Lo spione

Monica Masdea, aprile 2009

M’ha pestato di brutto, m’ha massacrato. Ho stampate sulla faccia tutte e cinque le sue dita. Le sue mani grandi, quelle belle mani forti che tanto tempo fa m’avevano fatto pensare che era l’uomo giusto per me, beh, adesso me le posso vedere stampate sulla faccia.

M’ha massacrato, ma evidentemente per loro non sto tanto male. È da due ore che aspetto qua, al pronto soccorso. Mi fa male anche la spalla.

È due ore che aspetto, ma ancora non ho deciso. Mi chiederanno chi mi ha conciato così e io che devo dire? L’ho visto subito che, quando è entrato a casa, sembrava un matto … che mi ha trovata con Giovanni e che con Giovanni, che è pure amico suo, non è che proprio stavamo parlando.

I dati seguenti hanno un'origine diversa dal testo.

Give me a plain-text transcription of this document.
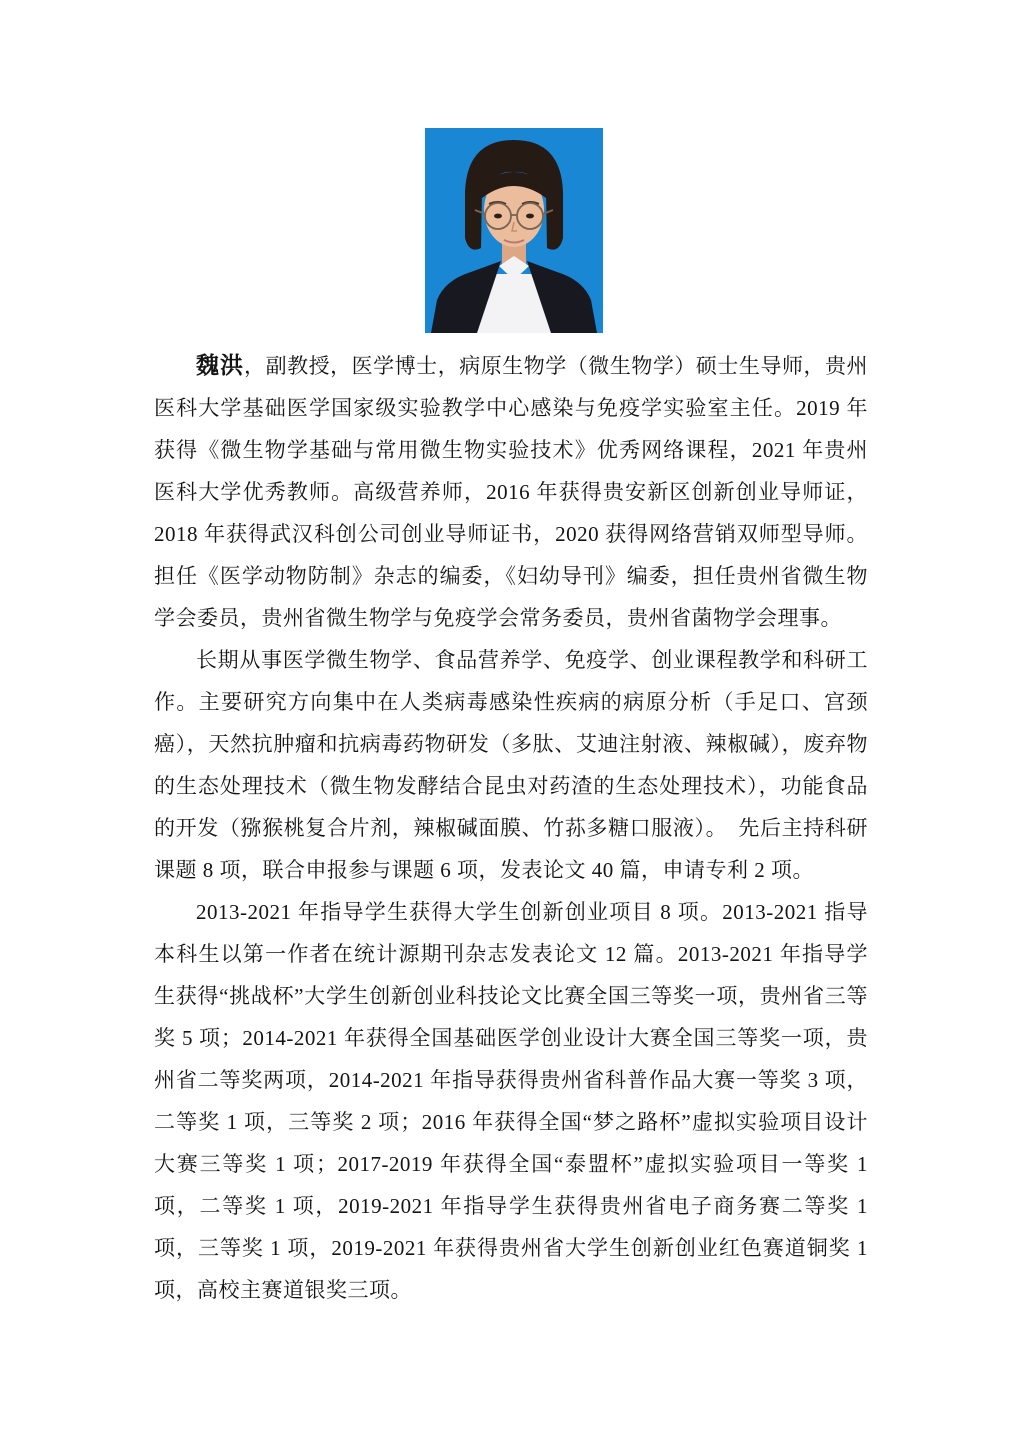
魏洪，副教授，医学博士，病原生物学（微生物学）硕士生导师，贵州医科大学基础医学国家级实验教学中心感染与免疫学实验室主任。2019 年获得《微生物学基础与常用微生物实验技术》优秀网络课程，2021 年贵州医科大学优秀教师。高级营养师，2016 年获得贵安新区创新创业导师证，2018 年获得武汉科创公司创业导师证书，2020 获得网络营销双师型导师。担任《医学动物防制》杂志的编委，《妇幼导刊》编委，担任贵州省微生物学会委员，贵州省微生物学与免疫学会常务委员，贵州省菌物学会理事。

长期从事医学微生物学、食品营养学、免疫学、创业课程教学和科研工作。主要研究方向集中在人类病毒感染性疾病的病原分析（手足口、宫颈癌），天然抗肿瘤和抗病毒药物研发（多肽、艾迪注射液、辣椒碱），废弃物的生态处理技术（微生物发酵结合昆虫对药渣的生态处理技术），功能食品的开发（猕猴桃复合片剂，辣椒碱面膜、竹荪多糖口服液）。　先后主持科研课题 8 项，联合申报参与课题 6 项，发表论文 40 篇，申请专利 2 项。

2013-2021 年指导学生获得大学生创新创业项目 8 项。2013-2021 指导本科生以第一作者在统计源期刊杂志发表论文 12 篇。2013-2021 年指导学生获得“挑战杯”大学生创新创业科技论文比赛全国三等奖一项，贵州省三等奖 5 项；2014-2021 年获得全国基础医学创业设计大赛全国三等奖一项，贵州省二等奖两项，2014-2021 年指导获得贵州省科普作品大赛一等奖 3 项，二等奖 1 项，三等奖 2 项；2016 年获得全国“梦之路杯”虚拟实验项目设计大赛三等奖 1 项；2017-2019 年获得全国“泰盟杯”虚拟实验项目一等奖 1 项，二等奖 1 项，2019-2021 年指导学生获得贵州省电子商务赛二等奖 1 项，三等奖 1 项，2019-2021 年获得贵州省大学生创新创业红色赛道铜奖 1 项，高校主赛道银奖三项。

Vabbè, m’ha preso a ceffoni e m’ha dato una botta, ma d’altra parte io che avrei fatto, se l’avessi trovato con un’altra? Gli avrei dato uno schiaffone, proprio come ha fatto lui. Solo che io non ce l’ho delle belle mani grandi come le sue e allora, forse, non gli avrei lasciato questi orribili e dolorosi segnacci rossi. E poi ho perso l’equilibrio e sono finita contro l’armadio. È per questo che mi fa male pure la spalla.

È da due ore che sto qua, ma che faccio? Che gli dico a questi? Che è stato lui che mi ha pestato?

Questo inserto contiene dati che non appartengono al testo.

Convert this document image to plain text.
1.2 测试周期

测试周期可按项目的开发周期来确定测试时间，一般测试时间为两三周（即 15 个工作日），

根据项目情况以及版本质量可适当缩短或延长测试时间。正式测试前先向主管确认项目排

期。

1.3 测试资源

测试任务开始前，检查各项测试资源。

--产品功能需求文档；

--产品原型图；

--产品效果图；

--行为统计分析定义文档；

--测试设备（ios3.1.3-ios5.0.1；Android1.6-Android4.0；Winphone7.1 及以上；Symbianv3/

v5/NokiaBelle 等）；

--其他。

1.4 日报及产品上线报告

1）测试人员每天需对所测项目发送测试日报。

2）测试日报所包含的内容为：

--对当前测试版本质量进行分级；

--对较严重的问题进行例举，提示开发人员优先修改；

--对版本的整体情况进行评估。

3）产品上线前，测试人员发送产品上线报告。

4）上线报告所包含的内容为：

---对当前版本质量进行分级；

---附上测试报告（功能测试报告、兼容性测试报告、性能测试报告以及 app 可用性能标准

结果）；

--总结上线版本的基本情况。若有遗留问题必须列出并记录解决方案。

Giovanni, l’amico suo, prima, quando veniva a casa, a me quasi non mi salutava.  Ma quella volta è venuto e lui non c’era. Io ero sola. Ero sola da due giorni.

Sola proprio no, stavo con Lupo. Lupo è un cagnaccio che vive con noi da poco. Una sera lui, tornando dal lavoro, l’ha trovato per strada mezzo morto e l’ha portato a casa. Io gli ho gridato contro. Ma che gli era saltato in testa? Pure il cane ci voleva? Un cane sporco e vecchio, e pure brutto. Ma lui ha insistito e Lupo è rimasto con noi.

È un cane strano, mette soggezione. Ti sta sempre a guardare. Tu pensi che dorma e invece ti guarda; gli dai da mangiare e quello ti guarda, sempre. Dorme e ti guarda, mangia e ti guarda.

Non è un cane che, quando arrivi, ti fa le feste, macché.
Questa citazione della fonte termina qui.